Design S3-Like Object Storage
From one server writing files on disk to an exabyte store that survives an entire data-centre dying — the metadata/data split, erasure coding, placement across failure domains, and repair as the real durability lever.
System design · Systems. The source ↗
A free, interactive, animated visual explainer of Design S3-Like Object Storage — built to be understood, not skimmed.
Questions
- How does object storage achieve eleven nines of durability?
- Not with a single trick but with a chain: an object is chunked and erasure-coded into k data + m parity shards, the shards are placed across independent failure domains (racks, then Availability Zones), and a background repair process rebuilds any lost shard fast — before enough others fail to cross the threshold. Amazon S3 is "designed to provide 99.999999999% durability" by combining these across a minimum of three Availability Zones.
- Why not just keep three copies of every object (3x replication)?
- At exabyte scale the cost is prohibitive. Three full copies is 200% storage overhead; erasure coding like Reed-Solomon RS(6,3) gives comparable fault tolerance at no more than 50% overhead — HDFS notes a 6-block file costs 18 blocks replicated but only 9 blocks erasure-coded. Replication is still used for tiny objects, where per-shard overhead and extra read I/O make coding a net loss.
- What is the metadata/data split in object storage?

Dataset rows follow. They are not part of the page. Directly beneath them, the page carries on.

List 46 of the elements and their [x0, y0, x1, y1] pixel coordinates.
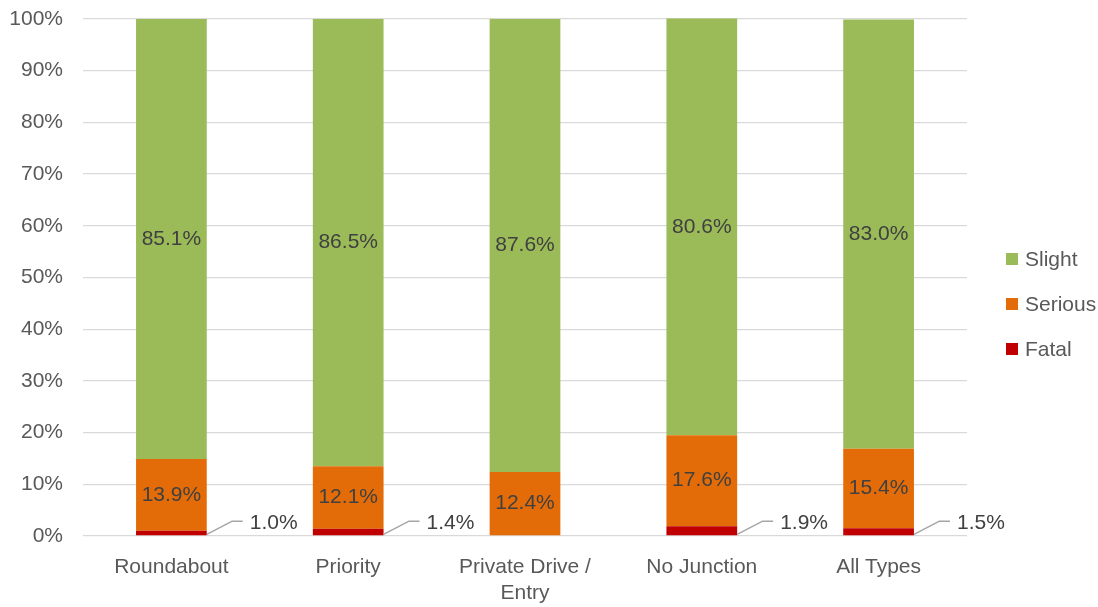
y-tick-label: 10%	[20, 471, 63, 495]
bar	[489, 19, 561, 472]
bar	[843, 448, 914, 529]
data-label: 1.0%	[249, 510, 298, 534]
bar	[666, 435, 738, 527]
data-label: 17.6%	[672, 467, 732, 491]
y-tick-label: 100%	[9, 5, 63, 29]
data-label: 15.4%	[848, 475, 909, 499]
data-label: 12.4%	[495, 490, 555, 514]
y-tick-label: 0%	[32, 522, 63, 546]
bar	[843, 19, 914, 449]
x-tick-label: Priority	[315, 554, 382, 578]
data-label: 80.6%	[672, 213, 732, 237]
bar	[312, 19, 384, 467]
legend-label: Fatal	[1025, 336, 1072, 361]
y-tick-label: 70%	[20, 160, 63, 184]
legend-label: Serious	[1025, 291, 1097, 316]
y-tick-label: 20%	[20, 419, 63, 443]
data-label: 12.1%	[318, 484, 378, 508]
bar	[312, 528, 384, 536]
x-tick-label: Private Drive / Entry	[459, 554, 592, 603]
y-tick-label: 80%	[20, 109, 63, 133]
data-label: 1.9%	[780, 510, 829, 534]
bar	[666, 18, 738, 436]
data-label: 86.5%	[318, 229, 378, 253]
bar	[136, 458, 207, 531]
bar	[312, 466, 384, 529]
y-tick-label: 40%	[20, 316, 63, 339]
data-label: 83.0%	[848, 220, 909, 244]
y-tick-label: 30%	[20, 367, 63, 391]
y-tick-label: 60%	[20, 212, 63, 236]
bar	[136, 19, 207, 459]
bar	[666, 526, 738, 536]
bar	[843, 528, 914, 536]
y-tick-label: 50%	[20, 264, 63, 288]
x-tick-label: No Junction	[646, 554, 758, 578]
x-tick-label: Roundabout	[114, 554, 229, 578]
data-label: 1.5%	[956, 510, 1005, 534]
data-label: 85.1%	[141, 225, 202, 249]
data-label: 87.6%	[495, 232, 555, 256]
data-label: 13.9%	[141, 481, 202, 505]
x-tick-label: All Types	[836, 554, 922, 578]
y-tick-label: 90%	[20, 57, 63, 81]
data-label: 1.4%	[426, 510, 475, 534]
bar	[489, 471, 561, 536]
legend-label: Slight	[1025, 246, 1078, 271]
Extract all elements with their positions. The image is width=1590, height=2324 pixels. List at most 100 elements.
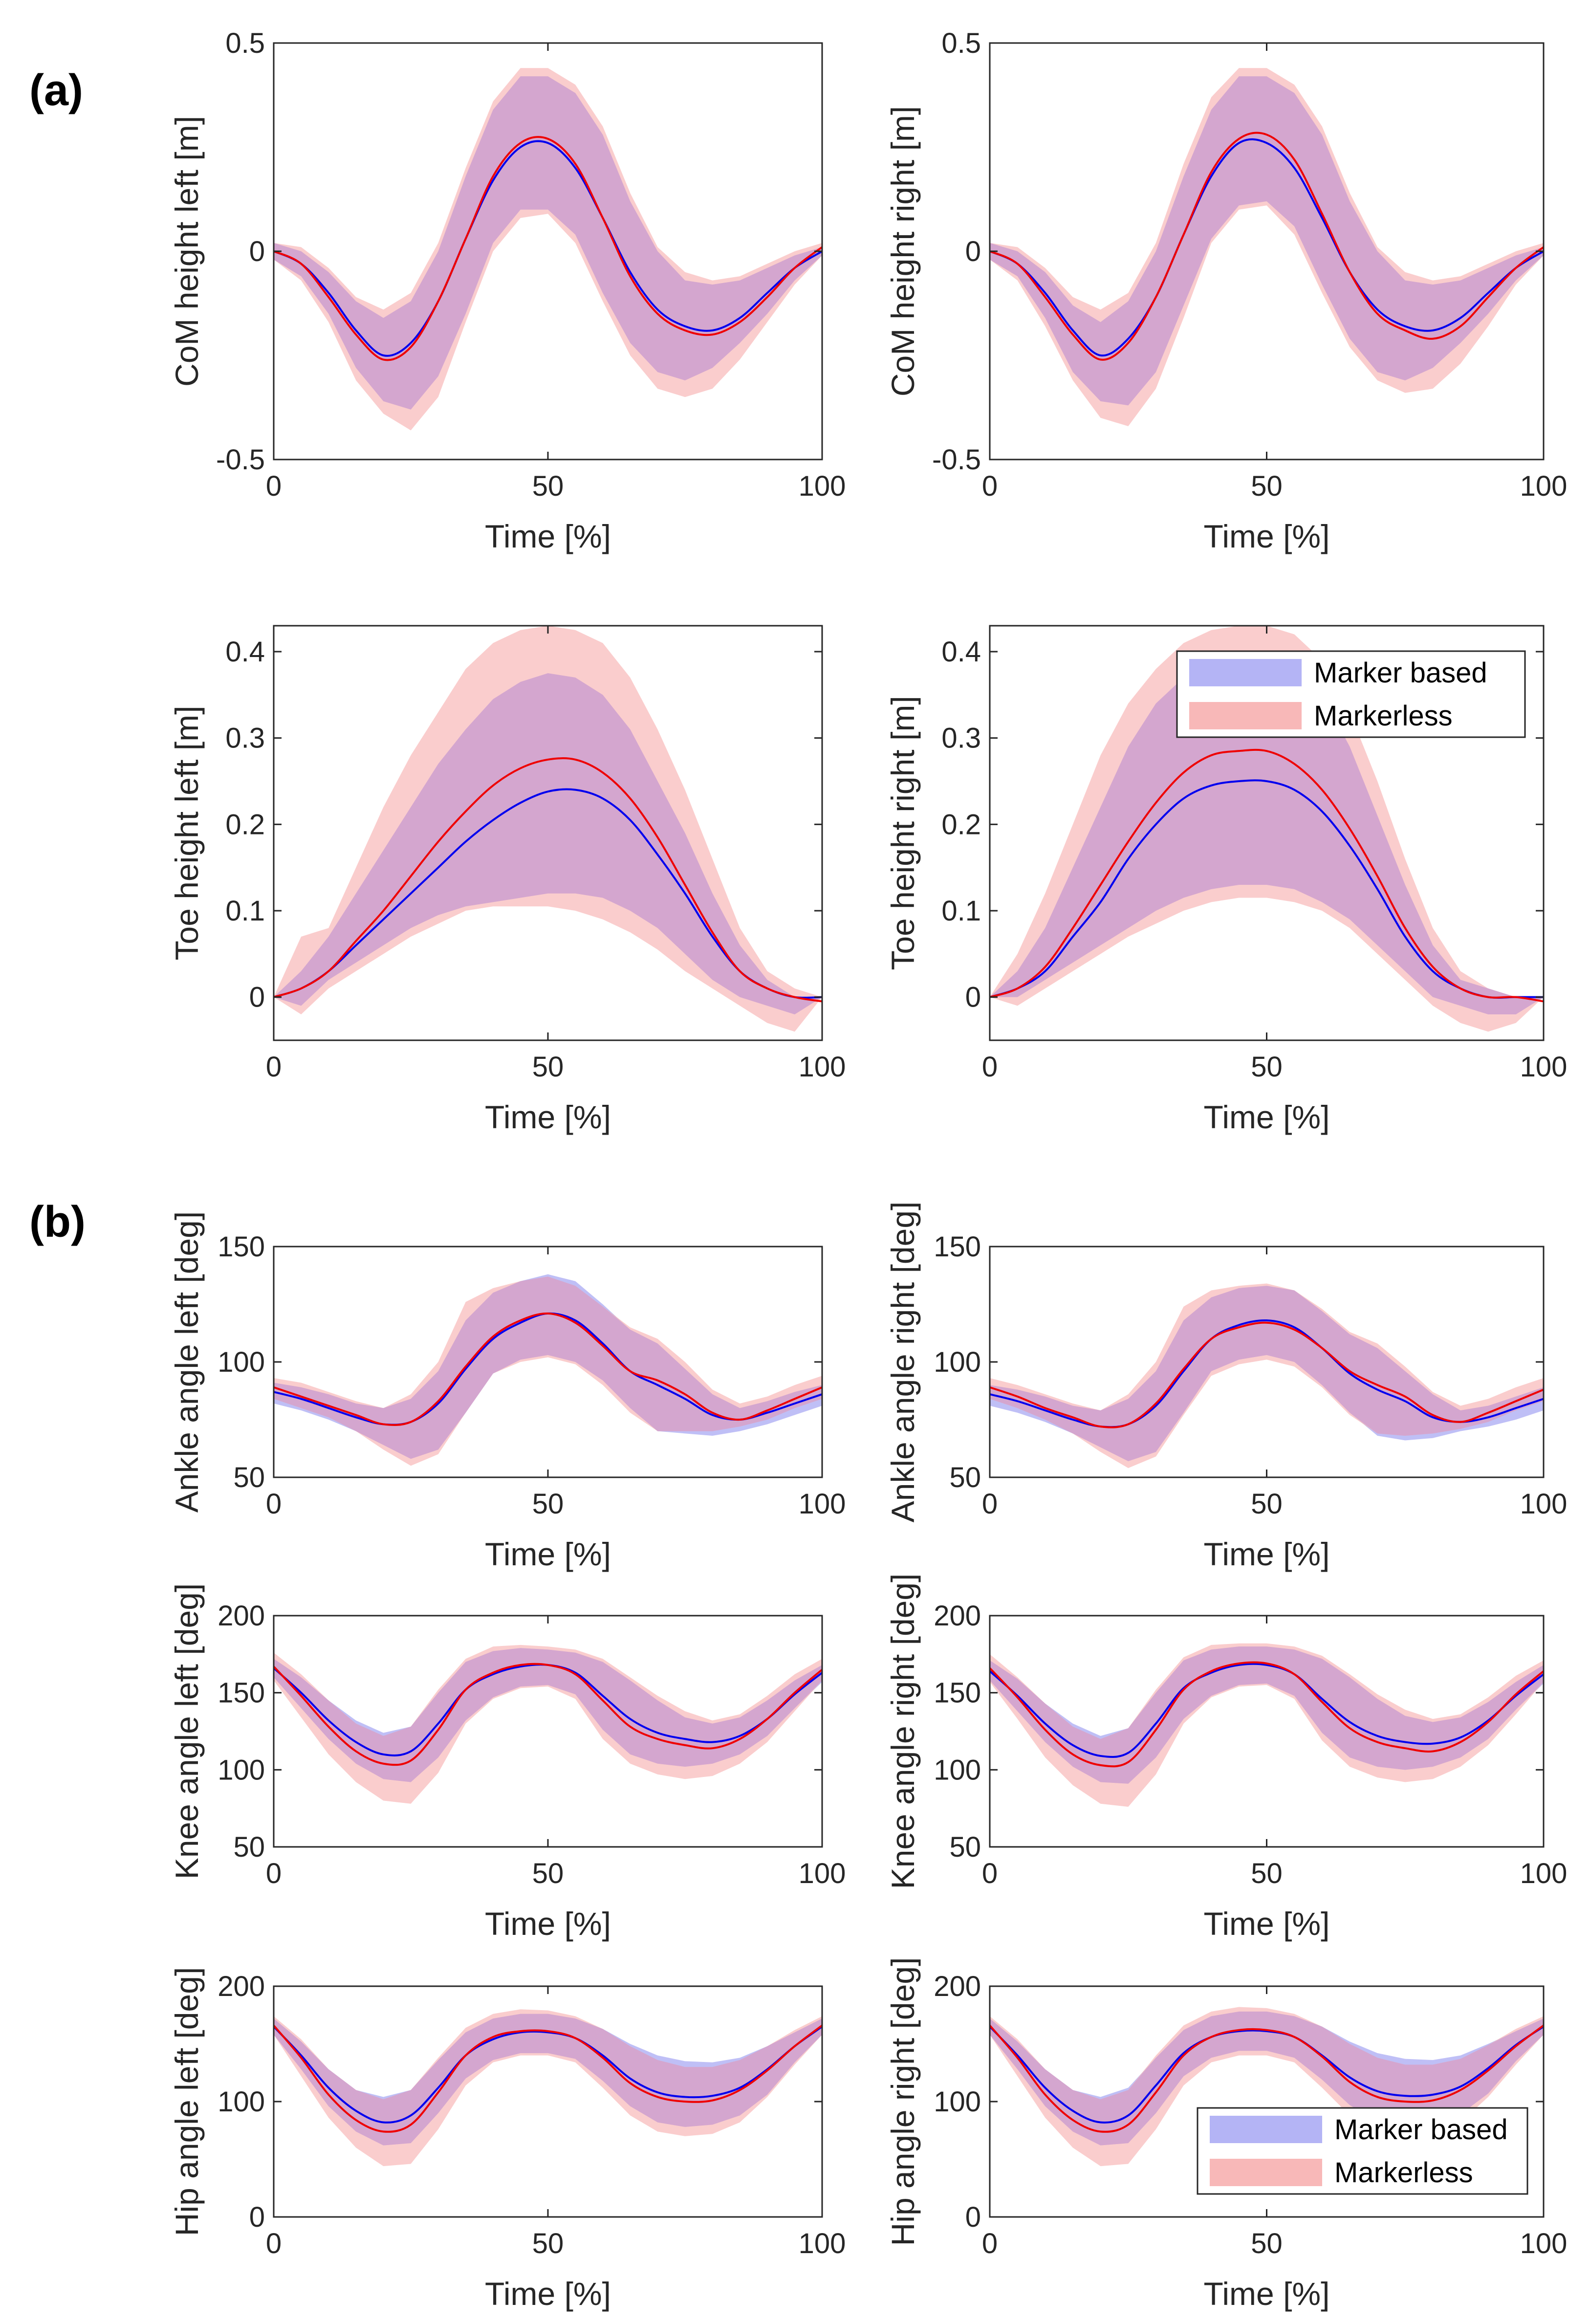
panel-label-b: (b) xyxy=(29,1198,86,1247)
legend-item-markerless-label: Markerless xyxy=(1314,700,1453,732)
panel-label-a: (a) xyxy=(29,66,83,115)
x-tick-label: 100 xyxy=(799,1051,846,1083)
x-tick-label: 50 xyxy=(532,1488,564,1520)
y-tick-label: 0.2 xyxy=(225,809,265,840)
x-tick-label: 50 xyxy=(1251,1858,1283,1889)
y-tick-label: 200 xyxy=(218,1971,265,2002)
x-axis-label: Time [%] xyxy=(1204,1906,1330,1942)
y-tick-label: 0.4 xyxy=(941,636,981,668)
y-tick-label: 100 xyxy=(934,1754,981,1786)
y-axis-label: Ankle angle right [deg] xyxy=(885,1202,921,1523)
band-overlap xyxy=(274,673,822,1014)
legend-item-markerless-label: Markerless xyxy=(1334,2157,1473,2189)
chart-hip-left: 0 50 100 0 100 200 Time [%] Hip angle left [deg… xyxy=(169,1967,846,2312)
y-tick-label: 0.2 xyxy=(941,809,981,840)
x-tick-label: 0 xyxy=(982,2228,998,2259)
x-tick-label: 0 xyxy=(266,1858,282,1889)
y-axis-label: Hip angle right [deg] xyxy=(885,1957,921,2246)
band-overlap xyxy=(990,652,1544,1014)
x-axis-label: Time [%] xyxy=(485,1099,611,1135)
y-tick-label: 0 xyxy=(249,982,265,1013)
legend-item-marker-based-swatch xyxy=(1210,2116,1322,2143)
x-tick-label: 0 xyxy=(982,1488,998,1520)
band-overlap xyxy=(274,1648,822,1782)
x-tick-label: 50 xyxy=(1251,1488,1283,1520)
legend-item-markerless-swatch xyxy=(1189,702,1302,729)
data-layer xyxy=(274,1274,822,1466)
band-overlap xyxy=(274,2014,822,2146)
x-tick-label: 0 xyxy=(982,1051,998,1083)
y-tick-label: 100 xyxy=(934,1346,981,1378)
y-tick-label: 200 xyxy=(934,1600,981,1632)
mean-line-markerless xyxy=(990,132,1544,361)
y-tick-label: 50 xyxy=(949,1831,981,1863)
x-axis-label: Time [%] xyxy=(485,2276,611,2312)
band-overlap xyxy=(990,1646,1544,1784)
x-tick-label: 100 xyxy=(1520,2228,1568,2259)
y-tick-label: 0.4 xyxy=(225,636,265,668)
x-axis-label: Time [%] xyxy=(485,1536,611,1572)
y-tick-label: -0.5 xyxy=(932,444,981,476)
mean-line-markerless xyxy=(990,2024,1544,2133)
y-tick-label: -0.5 xyxy=(216,444,265,476)
mean-line-markerless xyxy=(274,757,822,1003)
mean-line-marker-based xyxy=(274,140,822,357)
mean-line-markerless xyxy=(990,1321,1544,1428)
y-tick-label: 0.3 xyxy=(941,723,981,754)
x-axis-label: Time [%] xyxy=(1204,518,1330,554)
mean-line-markerless xyxy=(274,1663,822,1766)
x-tick-label: 50 xyxy=(1251,2228,1283,2259)
x-tick-label: 50 xyxy=(1251,470,1283,502)
y-axis-label: Toe height left [m] xyxy=(169,706,205,961)
data-layer xyxy=(990,626,1544,1032)
data-layer xyxy=(990,68,1544,426)
y-tick-label: 0.1 xyxy=(225,895,265,927)
y-tick-label: 150 xyxy=(934,1231,981,1263)
y-tick-label: 50 xyxy=(233,1462,265,1493)
mean-line-markerless xyxy=(274,1312,822,1426)
x-axis-label: Time [%] xyxy=(1204,2276,1330,2312)
legend: Marker based Markerless xyxy=(1197,2107,1528,2195)
x-tick-label: 0 xyxy=(982,1858,998,1889)
y-tick-label: 200 xyxy=(218,1600,265,1632)
mean-line-marker-based xyxy=(274,2025,822,2124)
mean-line-markerless xyxy=(274,136,822,361)
y-tick-label: 150 xyxy=(218,1231,265,1263)
y-tick-label: 150 xyxy=(934,1677,981,1709)
mean-line-marker-based xyxy=(990,779,1544,999)
chart-toe-left: 0 50 100 0 0.1 0.2 0.3 0.4 Time [%] Toe height le… xyxy=(169,625,846,1135)
x-tick-label: 0 xyxy=(266,2228,282,2259)
y-tick-label: 0.1 xyxy=(941,895,981,927)
y-tick-label: 0 xyxy=(965,2201,981,2233)
chart-hip-right: 0 50 100 0 100 200 Time [%] Hip angle right [de… xyxy=(885,1957,1567,2312)
y-tick-label: 0 xyxy=(965,236,981,267)
x-axis-label: Time [%] xyxy=(1204,1099,1330,1135)
y-tick-label: 0 xyxy=(965,982,981,1013)
legend-item-marker-based-swatch xyxy=(1189,659,1302,686)
mean-line-markerless xyxy=(990,1661,1544,1768)
data-layer xyxy=(274,1644,822,1804)
data-layer xyxy=(274,626,822,1032)
x-tick-label: 0 xyxy=(982,470,998,502)
legend-item-marker-based-label: Marker based xyxy=(1334,2114,1508,2146)
y-tick-label: 100 xyxy=(218,1346,265,1378)
y-tick-label: 0.5 xyxy=(225,27,265,59)
data-layer xyxy=(274,2009,822,2167)
data-layer xyxy=(274,68,822,431)
y-axis-label: CoM height right [m] xyxy=(885,106,921,396)
x-tick-label: 100 xyxy=(799,470,846,502)
mean-line-marker-based xyxy=(990,1663,1544,1758)
plot-area xyxy=(990,1247,1544,1477)
y-tick-label: 100 xyxy=(218,2086,265,2118)
band-overlap xyxy=(274,1276,822,1459)
x-tick-label: 50 xyxy=(532,2228,564,2259)
y-axis-label: Ankle angle left [deg] xyxy=(169,1211,205,1513)
x-tick-label: 100 xyxy=(1520,470,1568,502)
y-axis-label: Hip angle left [deg] xyxy=(169,1967,205,2236)
y-tick-label: 0.3 xyxy=(225,723,265,754)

- Two planes that scale differently. The data plane holds the object bytes (huge, sequential, erasure-coded). The metadata plane is the index that maps bucket+key+version to the shard locations — small per object but the hot path for every request and the true durability bottleneck: if the metadata is lost the healthy bytes become unfindable, so the metadata itself must be replicated and strongly consistent.
- How does erasure coding survive losing a whole data centre?
- By placement. With RS(6,3) an object becomes 9 shards; spread three-per-Availability-Zone across three AZs, losing an entire AZ removes exactly 3 shards, leaving 6 — precisely the k needed to reconstruct the object. Any k of the n shards rebuilds the original, so the AZ loss is a rebuild, not a data-loss event. S3 is "designed to sustain data in the event of the loss of an entire Amazon S3 Availability Zone."
- Why is repair speed the real lever for durability, not the number of copies?
- You only lose data if more than m shards fail inside the repair window — the time to rebuild the first failure. Backblaze models this directly: with a ~0.41% effective annual drive-failure rate and a 6.5-day average rebuild, four drives must fail before the first is rebuilt to lose a file, which works out to eleven nines. Halve the repair window and durability climbs by orders of magnitude with no extra storage.